For us, ethical and sustainable jewellery is not a set of claims. It is how we run our workshop, day to day.

Ethical means being directly responsible for the people who make our work. Everyone on our team is paid a monthly salary above the local average, with healthcare and a consistent work schedule. We work together long-term, not project to project, and we structure production so that it supports a balanced pace of work.

Sustainable, for us, is tied to how we produce. We work in small batches, reuse materials where possible, and avoid overproduction. Our process is intentionally slow and steady, not as a marketing choice, but because it allows us to make decisions carefully and reduce unnecessary waste.

We have chosen to run our own workshop so that we can stay close to every part of the process.

That includes how materials are sourced, how pieces are made, and how the work moves through the studio. It also means we are accountable for the working conditions, the pace of production, and the quality of what we make.

Our workshop is small by design, and the team we work with has been part of it for years. We are not moving production between suppliers or scaling through external factories. The same hands are involved, day to day, which allows for consistency in both process and outcome.
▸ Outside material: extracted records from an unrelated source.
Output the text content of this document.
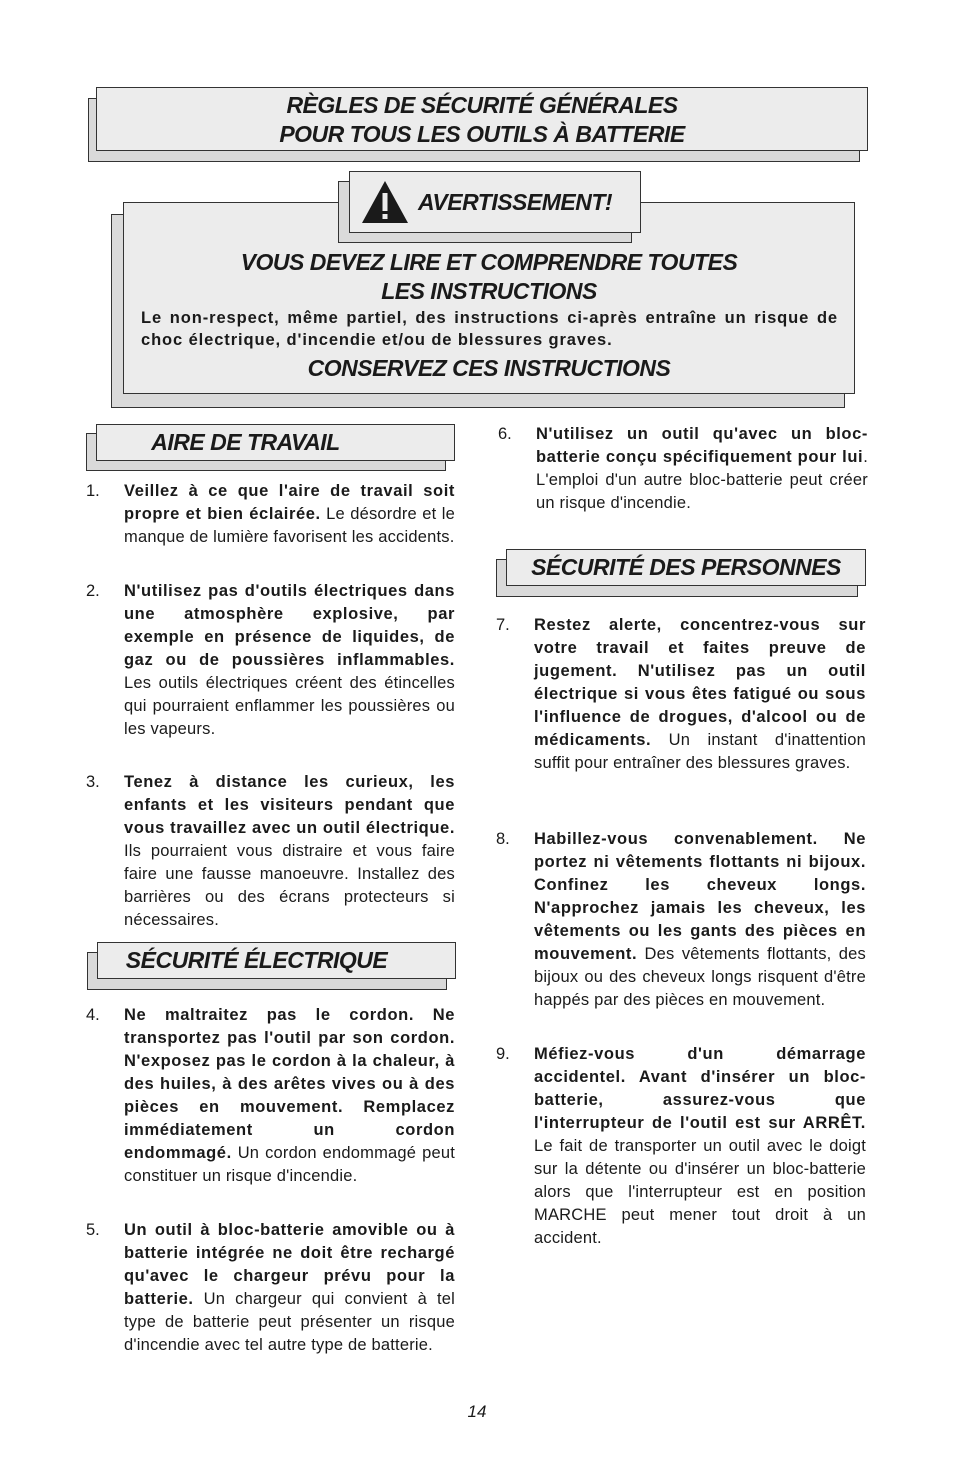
RÈGLES DE SÉCURITÉ GÉNÉRALES
POUR TOUS LES OUTILS À BATTERIE
VOUS DEVEZ LIRE ET COMPRENDRE TOUTES
LES INSTRUCTIONS
Le non-respect, même partiel, des instructions ci-après entraîne un risque de choc électrique, d'incendie et/ou de blessures graves.
CONSERVEZ CES INSTRUCTIONS
AVERTISSEMENT!
AIRE DE TRAVAIL
1. Veillez à ce que l'aire de travail soit propre et bien éclairée. Le désordre et le manque de lumière favorisent les accidents.
2. N'utilisez pas d'outils électriques dans une atmosphère explosive, par exemple en présence de liquides, de gaz ou de poussières inflammables. Les outils électriques créent des étincelles qui pourraient enflammer les poussières ou les vapeurs.
3. Tenez à distance les curieux, les enfants et les visiteurs pendant que vous travaillez avec un outil électrique. Ils pourraient vous distraire et vous faire faire une fausse manoeuvre. Installez des barrières ou des écrans protecteurs si nécessaires.
SÉCURITÉ ÉLECTRIQUE
4. Ne maltraitez pas le cordon. Ne transportez pas l'outil par son cordon. N'exposez pas le cordon à la chaleur, à des huiles, à des arêtes vives ou à des pièces en mouvement. Remplacez immédiatement un cordon endommagé. Un cordon endommagé peut constituer un risque d'incendie.
5. Un outil à bloc-batterie amovible ou à batterie intégrée ne doit être rechargé qu'avec le chargeur prévu pour la batterie. Un chargeur qui convient à tel type de batterie peut présenter un risque d'incendie avec tel autre type de batterie.
6. N'utilisez un outil qu'avec un bloc-batterie conçu spécifiquement pour lui. L'emploi d'un autre bloc-batterie peut créer un risque d'incendie.
SÉCURITÉ DES PERSONNES
7. Restez alerte, concentrez-vous sur votre travail et faites preuve de jugement. N'utilisez pas un outil électrique si vous êtes fatigué ou sous l'influence de drogues, d'alcool ou de médicaments. Un instant d'inattention suffit pour entraîner des blessures graves.
8. Habillez-vous convenablement. Ne portez ni vêtements flottants ni bijoux. Confinez les cheveux longs. N'approchez jamais les cheveux, les vêtements ou les gants des pièces en mouvement. Des vêtements flottants, des bijoux ou des cheveux longs risquent d'être happés par des pièces en mouvement.
9. Méfiez-vous d'un démarrage accidentel. Avant d'insérer un bloc-batterie, assurez-vous que l'interrupteur de l'outil est sur ARRÊT. Le fait de transporter un outil avec le doigt sur la détente ou d'insérer un bloc-batterie alors que l'interrupteur est en position MARCHE peut mener tout droit à un accident.
14
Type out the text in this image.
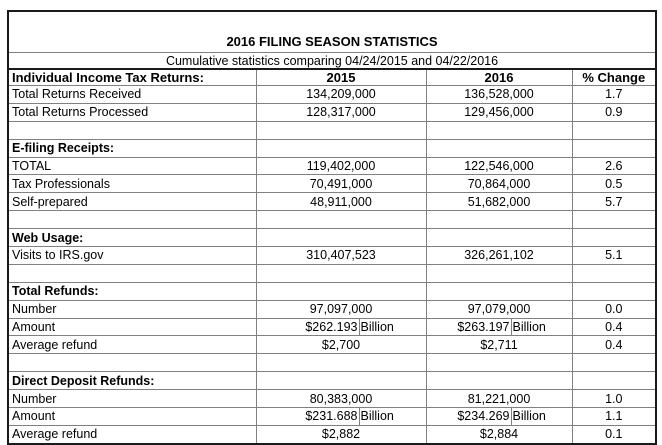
2016 FILING SEASON STATISTICS			
Cumulative statistics comparing 04/24/2015 and 04/22/2016			
Individual Income Tax Returns:	2015	2016	% Change
Total Returns Received	134,209,000	136,528,000	1.7
Total Returns Processed	128,317,000	129,456,000	0.9

E-filing Receipts:			
TOTAL	119,402,000	122,546,000	2.6
Tax Professionals	70,491,000	70,864,000	0.5
Self-prepared	48,911,000	51,682,000	5.7

Web Usage:			
Visits to IRS.gov	310,407,523	326,261,102	5.1

Total Refunds:			
Number	97,097,000	97,079,000	0.0
Amount	$262.193 Billion	$263.197 Billion	0.4
Average refund	$2,700	$2,711	0.4

Direct Deposit Refunds:			
Number	80,383,000	81,221,000	1.0
Amount	$231.688 Billion	$234.269 Billion	1.1
Average refund	$2,882	$2,884	0.1
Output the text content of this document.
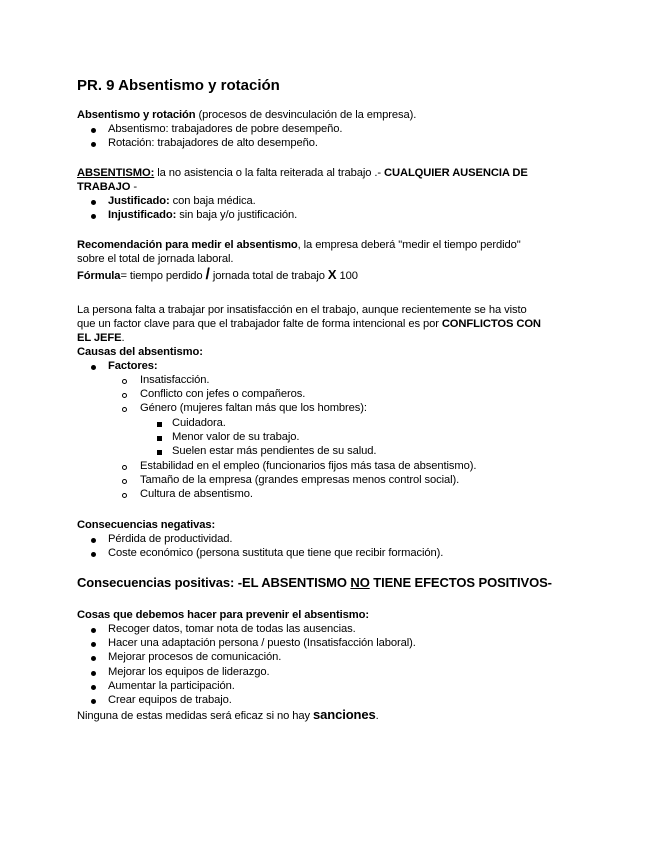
PR. 9 Absentismo y rotación
Absentismo y rotación (procesos de desvinculación de la empresa).
Absentismo: trabajadores de pobre desempeño.
Rotación: trabajadores de alto desempeño.
ABSENTISMO: la no asistencia o la falta reiterada al trabajo .- CUALQUIER AUSENCIA DE
TRABAJO -
Justificado: con baja médica.
Injustificado: sin baja y/o justificación.
Recomendación para medir el absentismo, la empresa deberá "medir el tiempo perdido"
sobre el total de jornada laboral.
Fórmula= tiempo perdido / jornada total de trabajo X 100
La persona falta a trabajar por insatisfacción en el trabajo, aunque recientemente se ha visto
que un factor clave para que el trabajador falte de forma intencional es por CONFLICTOS CON
EL JEFE.
Causas del absentismo:
Factores:
Insatisfacción.
Conflicto con jefes o compañeros.
Género (mujeres faltan más que los hombres):
Cuidadora.
Menor valor de su trabajo.
Suelen estar más pendientes de su salud.
Estabilidad en el empleo (funcionarios fijos más tasa de absentismo).
Tamaño de la empresa (grandes empresas menos control social).
Cultura de absentismo.
Consecuencias negativas:
Pérdida de productividad.
Coste económico (persona sustituta que tiene que recibir formación).
Consecuencias positivas: -EL ABSENTISMO NO TIENE EFECTOS POSITIVOS-
Cosas que debemos hacer para prevenir el absentismo:
Recoger datos, tomar nota de todas las ausencias.
Hacer una adaptación persona / puesto (Insatisfacción laboral).
Mejorar procesos de comunicación.
Mejorar los equipos de liderazgo.
Aumentar la participación.
Crear equipos de trabajo.
Ninguna de estas medidas será eficaz si no hay sanciones.
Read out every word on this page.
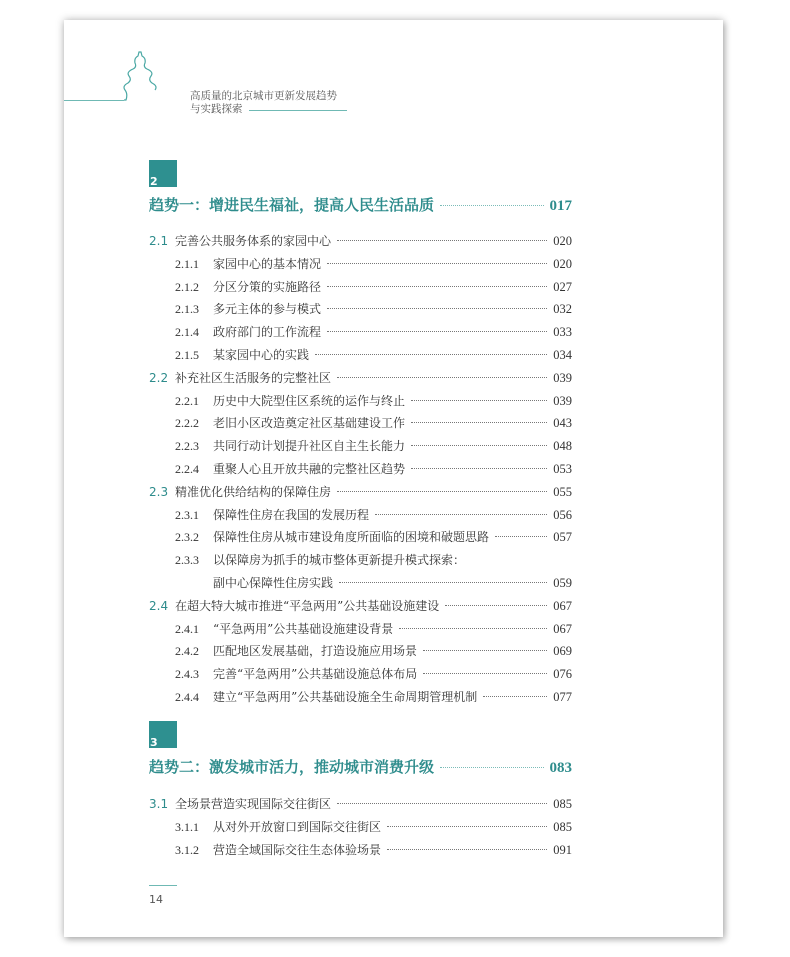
高质量的北京城市更新发展趋势
与实践探索
2
趋势一：增进民生福祉，提高人民生活品质	017
2.1 完善公共服务体系的家园中心	020
2.1.1	家园中心的基本情况	020
2.1.2	分区分策的实施路径	027
2.1.3	多元主体的参与模式	032
2.1.4	政府部门的工作流程	033
2.1.5	某家园中心的实践	034
2.2 补充社区生活服务的完整社区	039
2.2.1	历史中大院型住区系统的运作与终止	039
2.2.2	老旧小区改造奠定社区基础建设工作	043
2.2.3	共同行动计划提升社区自主生长能力	048
2.2.4	重聚人心且开放共融的完整社区趋势	053
2.3 精准优化供给结构的保障住房	055
2.3.1	保障性住房在我国的发展历程	056
2.3.2	保障性住房从城市建设角度所面临的困境和破题思路	057
2.3.3	以保障房为抓手的城市整体更新提升模式探索：
副中心保障性住房实践	059
2.4 在超大特大城市推进“平急两用”公共基础设施建设	067
2.4.1	“平急两用”公共基础设施建设背景	067
2.4.2	匹配地区发展基础，打造设施应用场景	069
2.4.3	完善“平急两用”公共基础设施总体布局	076
2.4.4	建立“平急两用”公共基础设施全生命周期管理机制	077
3
趋势二：激发城市活力，推动城市消费升级	083
3.1 全场景营造实现国际交往街区	085
3.1.1	从对外开放窗口到国际交往街区	085
3.1.2	营造全域国际交往生态体验场景	091
14
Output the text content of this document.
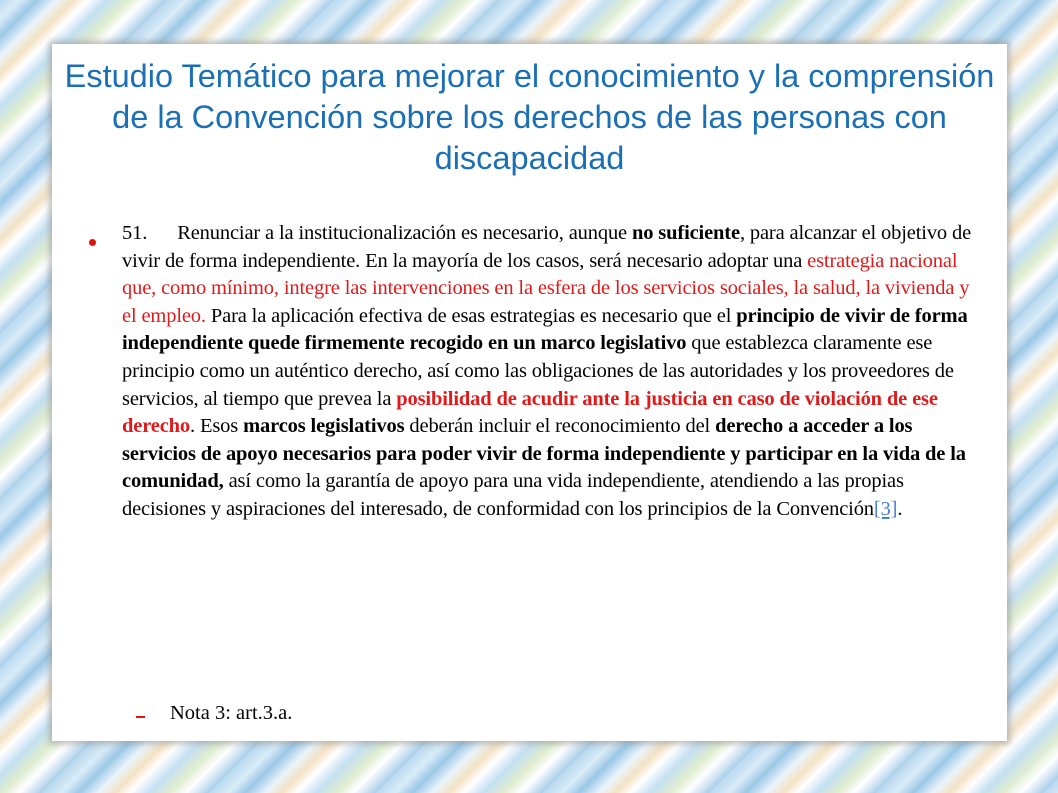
Estudio Temático para mejorar el conocimiento y la comprensión de la Convención sobre los derechos de las personas con discapacidad
51. Renunciar a la institucionalización es necesario, aunque no suficiente, para alcanzar el objetivo de vivir de forma independiente. En la mayoría de los casos, será necesario adoptar una estrategia nacional que, como mínimo, integre las intervenciones en la esfera de los servicios sociales, la salud, la vivienda y el empleo. Para la aplicación efectiva de esas estrategias es necesario que el principio de vivir de forma independiente quede firmemente recogido en un marco legislativo que establezca claramente ese principio como un auténtico derecho, así como las obligaciones de las autoridades y los proveedores de servicios, al tiempo que prevea la posibilidad de acudir ante la justicia en caso de violación de ese derecho. Esos marcos legislativos deberán incluir el reconocimiento del derecho a acceder a los servicios de apoyo necesarios para poder vivir de forma independiente y participar en la vida de la comunidad, así como la garantía de apoyo para una vida independiente, atendiendo a las propias decisiones y aspiraciones del interesado, de conformidad con los principios de la Convención[3].
Nota 3: art.3.a.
As a female-led, family business, the structure of our team reflects that. Women on our team are involved across the entire process, from design to production to operations. That is not a separate initiative, but part of how the business has been built from the beginning.

Each piece that leaves the workshop is the result of that structure. It supports the people who make it, and the environment it is made within.

This is not something we consider finished.

It is an ongoing process of paying attention to how we work, where we can improve, and how to maintain the standards we set for ourselves.